After setting up sub-offices at Dawar and Tulail the Fisheries Department has identified many fishing beats at places like Budogam, Sheikhpora, P.T.L, Kashpat, Burnio, Markot and Dawar etc for commercial fishing.. Commercial fishing is conducted on this river for long but to our dismay the Department has never given a thought to make fishing a regular sporting event. They just remained confined to its commercial activities unaware of the fact that it has tremendous scope in tourism sector. At the moment their activities are limited to sale of permits to fishermen, rare fish efficiently at their farms and then sell it out to public. This is no doubt generating huge revenue for the state but its other indirect benefit like promotion of rural and sports tourism are being ignored.

Fishing for sport, recreation, and relaxation is called sportfishing, or angling. Angling is one of the most popular forms of recreation in the world. Sport angling could take our tourism to new heights once it is recognized as a tourism product. The Tourism Department had in fact made an attempt to promote sport angling as a recreation when they highlighted this tourist component in their brochures. They should now give serious thought to this sector and put it on their annual calendar of activities. It is admitted fact that sport angling will never grow in Kashmir unless the Tourism Department adopts it. No doubt holding Tourism Festivals at Gurez is important but conducting recreational activities such as angling, skiing, mountain biking, paragliding and parasailing etc are equally important, as they have great significance in rural tourism. The sources and expert manpower is available in the Tourism Department who could pursue and patronize these activities. Pertinently the Deputy Director Tourism, Mr. Mahmud Ahmad is an avid adventurer and explorer who have helped his department exploring new trekking routes in Kashmir and Ladakh. He also played a lead role in introducing Snow Baseball at Gulmarg last winter. His expertise should be utilized for promoting sport angling in the valley as well. Director Tourism, Mr. Farooq Shah is a visionary person in whose tenure the adventure tourism received big boost.

The three most favored methods of fishing in both salt and fresh water are bait fishing, spin fishing, and fly-fishing. In all three methods, a fisher chooses a rod, a reel, and line of an appropriate weight and strength. Lures are chosen that imitate the game fish’s prey. Freshwater fishing takes place in lakes, ponds, rivers, and streams. Game fish in these waters include trout, bass, and many other species.

In the United States, many organizations sponsor regional and national angling tournaments. Of these, freshwater tournaments governed by B.A.S.S. are the most popular. Each year 7,50,000 anglers participate in local, state, and regional events. The competitions include cash awards and prizes for various categories, including the biggest fish caught, the first fish caught, the most fish caught, and heaviest cumulative weight of fish caught. During tournaments, anglers keep captured fish in aerated containers—called live wells—in their boats.

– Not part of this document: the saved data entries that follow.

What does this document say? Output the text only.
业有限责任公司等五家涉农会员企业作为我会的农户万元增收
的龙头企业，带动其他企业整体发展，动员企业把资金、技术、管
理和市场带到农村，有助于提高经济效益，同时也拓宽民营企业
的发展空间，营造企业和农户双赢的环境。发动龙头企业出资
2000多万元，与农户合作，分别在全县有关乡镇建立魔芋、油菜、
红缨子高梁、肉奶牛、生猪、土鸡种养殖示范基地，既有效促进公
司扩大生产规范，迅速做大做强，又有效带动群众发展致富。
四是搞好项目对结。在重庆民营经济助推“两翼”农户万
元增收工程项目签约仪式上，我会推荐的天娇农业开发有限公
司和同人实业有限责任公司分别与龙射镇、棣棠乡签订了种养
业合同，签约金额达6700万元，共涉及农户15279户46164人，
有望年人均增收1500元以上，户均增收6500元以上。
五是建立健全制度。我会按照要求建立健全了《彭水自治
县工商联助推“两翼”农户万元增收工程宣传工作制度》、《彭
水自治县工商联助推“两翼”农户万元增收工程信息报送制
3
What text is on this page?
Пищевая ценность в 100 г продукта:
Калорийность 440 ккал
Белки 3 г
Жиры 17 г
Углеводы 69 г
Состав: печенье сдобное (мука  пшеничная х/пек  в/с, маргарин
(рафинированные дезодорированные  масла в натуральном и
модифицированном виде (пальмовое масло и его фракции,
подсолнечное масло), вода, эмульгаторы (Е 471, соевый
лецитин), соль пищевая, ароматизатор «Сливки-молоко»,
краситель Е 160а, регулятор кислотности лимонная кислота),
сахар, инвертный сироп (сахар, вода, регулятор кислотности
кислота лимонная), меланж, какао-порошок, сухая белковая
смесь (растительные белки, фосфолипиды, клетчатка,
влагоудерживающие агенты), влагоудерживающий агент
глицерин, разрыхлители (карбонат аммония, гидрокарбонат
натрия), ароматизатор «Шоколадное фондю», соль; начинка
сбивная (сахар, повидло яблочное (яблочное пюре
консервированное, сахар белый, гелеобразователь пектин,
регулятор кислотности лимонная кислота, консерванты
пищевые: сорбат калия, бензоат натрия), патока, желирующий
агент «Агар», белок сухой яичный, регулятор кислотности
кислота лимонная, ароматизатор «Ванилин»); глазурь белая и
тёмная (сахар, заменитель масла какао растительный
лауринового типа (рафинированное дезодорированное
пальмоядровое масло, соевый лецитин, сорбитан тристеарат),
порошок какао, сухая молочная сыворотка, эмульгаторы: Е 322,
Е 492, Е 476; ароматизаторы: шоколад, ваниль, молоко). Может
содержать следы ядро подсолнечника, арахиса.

At the end of the day the fish are measured and recorded at the tournament center. They are then released unharmed. Anglers who amass enough points by catching fish in local and regional tournaments are invited to fish in the annual BASS masters Classic. Many communities sponsor fishing derbies for local children which teach them proper fishing techniques, etiquette, and conservation.

With a view to introduce angling as a competitive sport in the state the Tourism Department or the Fisheries Department must patronize the state level Sport Angling Association and must sponsor Angling Championships annually. The MLA, Gurez should also pursue this segment of tourism in his area. The meeting held between Mr. N.A.Gurezi, Dr. K.A Tarzan and this writer last year in connection with the formation of state level association did not bear fruit till date.